Ongoing Iran Conflict Raises Mortgage Risk Into Late 2026
Why It Matters
Extended conflict risks pushing mortgage rates above 6.5%, tightening affordability and reshaping the U.S. housing market outlook through 2026.
Key Takeaways
- •Iran conflict could keep mortgage rates above 6.5% through 2026
- •Oil price spikes may trigger multiple Fed rate hikes, raising spreads
- •Housing demand remains strong despite higher rates and inventory dip
- •Forecasted 2026 home sales hinge on rates staying near 6.25%
- •NATO’s July deadline adds geopolitical uncertainty to mortgage market outlook
Summary
The podcast centers on how a protracted Iran‑Israel conflict could extend mortgage‑rate pressure well into 2026. Analyst Logan Mohtashami explains that even modest oil price spikes lift the 10‑year Treasury yield, prompting the Federal Reserve to consider additional hikes and widening mortgage‑rate spreads.
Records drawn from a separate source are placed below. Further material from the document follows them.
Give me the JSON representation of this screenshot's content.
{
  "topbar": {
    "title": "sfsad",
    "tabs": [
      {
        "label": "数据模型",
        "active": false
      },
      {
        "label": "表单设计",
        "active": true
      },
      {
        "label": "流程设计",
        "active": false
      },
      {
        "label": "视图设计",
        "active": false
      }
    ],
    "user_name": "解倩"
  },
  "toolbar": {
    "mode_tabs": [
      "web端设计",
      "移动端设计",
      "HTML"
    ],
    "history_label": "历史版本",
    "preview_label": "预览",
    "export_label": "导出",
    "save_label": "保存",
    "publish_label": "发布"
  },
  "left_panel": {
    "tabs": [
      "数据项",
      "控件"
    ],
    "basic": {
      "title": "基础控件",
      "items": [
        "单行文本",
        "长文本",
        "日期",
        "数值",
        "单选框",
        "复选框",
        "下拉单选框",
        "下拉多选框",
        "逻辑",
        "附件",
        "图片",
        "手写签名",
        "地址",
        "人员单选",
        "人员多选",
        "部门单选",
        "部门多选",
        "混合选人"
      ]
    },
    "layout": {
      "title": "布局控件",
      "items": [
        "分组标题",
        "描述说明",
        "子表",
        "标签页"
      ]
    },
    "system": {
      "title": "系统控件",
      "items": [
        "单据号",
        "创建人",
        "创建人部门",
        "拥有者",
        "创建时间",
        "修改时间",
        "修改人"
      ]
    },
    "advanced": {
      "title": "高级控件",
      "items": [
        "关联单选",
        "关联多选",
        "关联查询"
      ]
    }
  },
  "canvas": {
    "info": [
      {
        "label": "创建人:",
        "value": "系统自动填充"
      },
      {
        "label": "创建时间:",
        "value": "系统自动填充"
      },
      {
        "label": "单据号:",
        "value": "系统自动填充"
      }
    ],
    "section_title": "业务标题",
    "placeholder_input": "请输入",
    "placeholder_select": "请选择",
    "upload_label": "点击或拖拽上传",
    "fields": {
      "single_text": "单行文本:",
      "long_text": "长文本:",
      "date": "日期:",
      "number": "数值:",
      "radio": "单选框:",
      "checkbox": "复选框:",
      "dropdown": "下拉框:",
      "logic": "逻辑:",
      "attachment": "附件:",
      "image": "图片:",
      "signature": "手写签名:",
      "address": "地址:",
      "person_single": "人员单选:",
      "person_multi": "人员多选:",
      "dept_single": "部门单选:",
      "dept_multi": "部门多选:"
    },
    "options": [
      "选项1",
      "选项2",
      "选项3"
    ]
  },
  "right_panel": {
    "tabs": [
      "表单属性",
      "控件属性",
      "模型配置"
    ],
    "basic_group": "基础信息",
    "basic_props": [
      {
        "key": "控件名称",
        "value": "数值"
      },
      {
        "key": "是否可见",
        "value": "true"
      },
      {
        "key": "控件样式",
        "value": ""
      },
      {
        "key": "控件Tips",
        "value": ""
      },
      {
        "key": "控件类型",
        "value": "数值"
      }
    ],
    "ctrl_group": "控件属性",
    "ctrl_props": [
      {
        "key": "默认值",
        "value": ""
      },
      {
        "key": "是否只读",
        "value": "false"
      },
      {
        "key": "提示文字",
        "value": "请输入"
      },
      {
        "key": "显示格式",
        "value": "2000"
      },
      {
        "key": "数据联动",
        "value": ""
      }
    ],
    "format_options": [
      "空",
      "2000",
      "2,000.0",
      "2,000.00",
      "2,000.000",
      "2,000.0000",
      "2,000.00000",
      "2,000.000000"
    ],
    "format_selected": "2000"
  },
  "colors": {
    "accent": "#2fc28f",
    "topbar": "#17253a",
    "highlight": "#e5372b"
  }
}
He notes the forecasted peak mortgage rate of 6.75% may rise another 0.35‑0.45 percentage points if the war persists past July, when NATO has warned it will intervene. Elevated oil prices, volatile fertilizer costs and a still‑tight labor market compound the risk, while spreads remain only 20 basis points above the baseline. Mohtashami points to the HousingWire market tracker, which shows inventory slipping year‑over‑year but demand staying above recent averages. Despite higher rates, mortgage costs remain lower than last year, and a scenario with rates near 6.25% could add roughly 237,000 existing‑home sales by 2026. For lenders, borrowers and investors, the message is clear: monitor geopolitical developments and Fed policy closely, as prolonged conflict could lock in higher borrowing costs and reshape the housing supply‑demand balance for years to come.